Monday, June 30, 2014

Kayaking, day one

Breakfast at the hotel: a madhouse of elderly Canadian tourists. One lady asked Ria to explain the two kinds of milk to her. Ria said that lett means light, or skim, milk, and hell means whole milk. A Canadian man, forgetting that Norwegian is not a Romance language, interrupted to say that lett means milk, that it's like lait. Ria said politely, "I think that melk means milk, actually."

 

We walked to the beach where the kayak tour began, and were cheerfully greeted by Jason, another client, a man in his mid-30s from South Africa now living in London, and less cheerfully by his friend Matt, also from South Africa via London, who was well inked and wearing a t-shirt that said Kitten Tits and had a pair of kitten heads in profile right where you'd expect them to be given the message conveyed. Matt took one look at the child (Ria) and his expression conveyed a distinct desire to escape. Not a kid lover, apparently. I told Ria that he rubbed me the wrong way, but that I could be swayed. At the moment, however, he had not made a good first impression. Coming late to the party were Kieran (18, English) and his granddad Ron.

 

Once we were all in place, we met our guide Liselotte (23, Norwegian) and the kayak tour started with several hours of preparation: getting gear together, going through safety instructions, more gear fussing, distributing food among the eight of us, loading gear on a trailer, driving through several unbelievably long tunnels, getting gear off the trailer, and then fussing with the gear again.

 

We finally shoved off the beach after five; we had started the process at 9:30 a.m.

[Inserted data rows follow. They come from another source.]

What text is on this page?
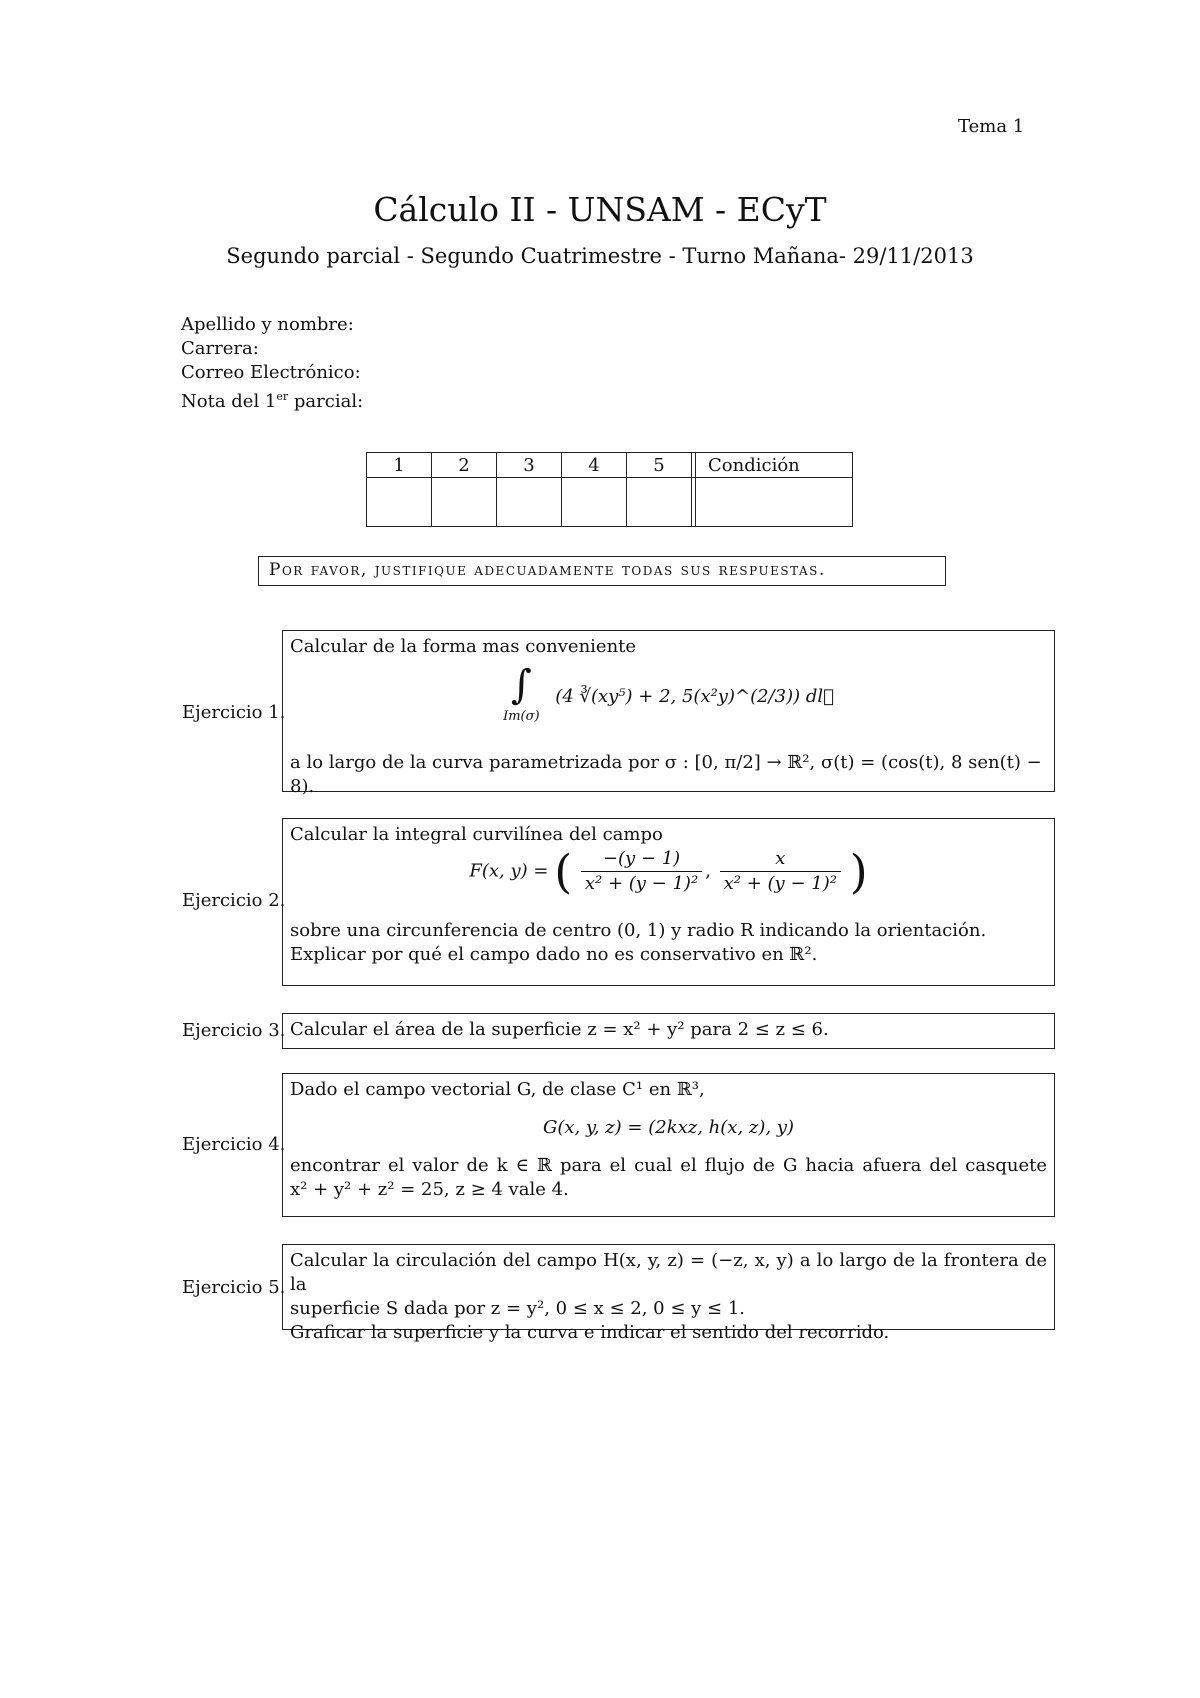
Tema 1
Cálculo II - UNSAM - ECyT
Segundo parcial - Segundo Cuatrimestre - Turno Mañana- 29/11/2013
Apellido y nombre:
Carrera:
Correo Electrónico:
Nota del 1er parcial:
1	2	3	4	5		Condición

Por favor, justifique adecuadamente todas sus respuestas.
Ejercicio 1.
Calcular de la forma mas conveniente
∫
Im(σ)
(4 ∛(xy⁵) + 2, 5(x²y)^(2/3)) dl⃗
a lo largo de la curva parametrizada por σ : [0, π/2] → ℝ², σ(t) = (cos(t), 8 sen(t) − 8).
Ejercicio 2.
Calcular la integral curvilínea del campo
F(x, y) = ( $\frac{-(y - 1)}{\text{x² + (y − 1)²}}$ , $\frac{x}{\text{x² + (y − 1)²}}$ )
sobre una circunferencia de centro (0, 1) y radio R indicando la orientación.
Explicar por qué el campo dado no es conservativo en ℝ².
Ejercicio 3. Calcular el área de la superficie z = x² + y² para 2 ≤ z ≤ 6.
Ejercicio 4.
Dado el campo vectorial G, de clase C¹ en ℝ³,
G(x, y, z) = (2kxz, h(x, z), y)
encontrar el valor de k ∈ ℝ para el cual el flujo de G hacia afuera del casquete
x² + y² + z² = 25, z ≥ 4 vale 4.
Ejercicio 5.
Calcular la circulación del campo H(x, y, z) = (−z, x, y) a lo largo de la frontera de la
superficie S dada por z = y², 0 ≤ x ≤ 2, 0 ≤ y ≤ 1.
Graficar la superficie y la curva e indicar el sentido del recorrido.
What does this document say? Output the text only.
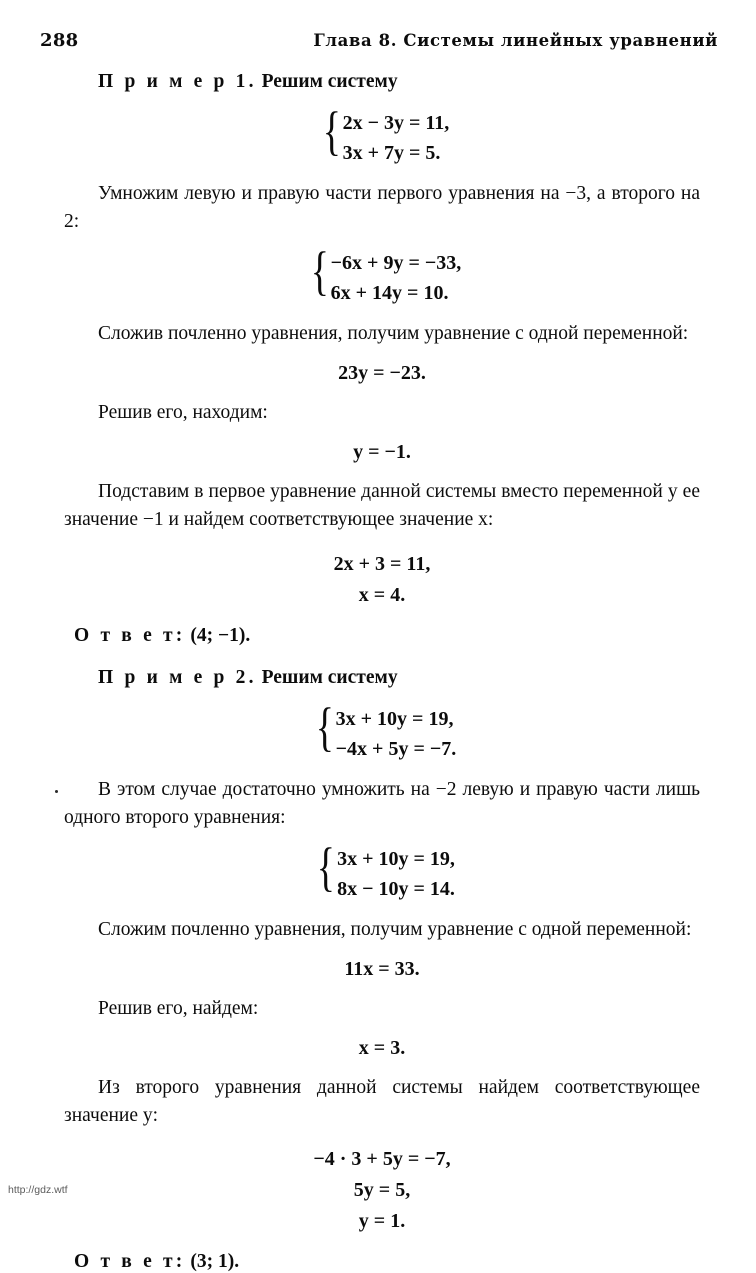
288	Глава 8. Системы линейных уравнений

П р и м е р 1. Решим систему

{ 2x − 3y = 11,
3x + 7y = 5.

Умножим левую и правую части первого уравнения на −3, а второго на 2:

{ −6x + 9y = −33,
6x + 14y = 10.

Сложив почленно уравнения, получим уравнение с одной переменной:

23y = −23.

Решив его, находим:

y = −1.

Подставим в первое уравнение данной системы вместо переменной y ее значение −1 и найдем соответствующее значение x:

2x + 3 = 11,
x = 4.

О т в е т: (4; −1).

П р и м е р 2. Решим систему

{ 3x + 10y = 19,
−4x + 5y = −7.

В этом случае достаточно умножить на −2 левую и правую части лишь одного второго уравнения:

{ 3x + 10y = 19,
8x − 10y = 14.

Сложим почленно уравнения, получим уравнение с одной переменной:

11x = 33.

Решив его, найдем:

x = 3.

Из второго уравнения данной системы найдем соответствующее значение y:

−4 · 3 + 5y = −7,
5y = 5,
y = 1.

О т в е т: (3; 1).

http://gdz.wtf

Ria and I shared a tandem kayak, and Thom shared one with our last companion: a stereotypical Aussie named John. John is 64, with a large bushy white beard, a belly like a barrel, and the skin of someone who has spent many years in the outback, which he has. He has many years of kayaking experience, and was a great kayaking companion.

 

We immediately crossed the fjord in a brisk pace, and it quickly became clear who the strong kayakers are. John and Thom paddled well together and set a strong pace. Matt and Jason had never been kayaking, or so they said, but they might have been ringers given their excellent strokes, easy synchronicity, and strong paddling. Ria and I were the slowest, as Ria could not paddle the whole time and was too short to be able to make an efficient stroke. And in the only yellow kayak in the otherwise all-red fleet came Kieran and Ron in what Thom called the Rule Eight Boat, named after rule eight of the rules governing right of way among boats: regardless of who has the right of way, each craft is responsible for avoiding a collision. They had some challenges with steering, and as a result ended up paddling roughly twice the distance as the rest of us, giving Kieran a handful of blisters. Good thing chicks dig scars.

 

We camped that evening on a bare hillside with a few flat spots, after hauling our kayaks up into a derelict boathouse across old, whitened logs. Liselotte made us a fabulous dinner and we slept happily under the warm glow of the nearly midnight sun.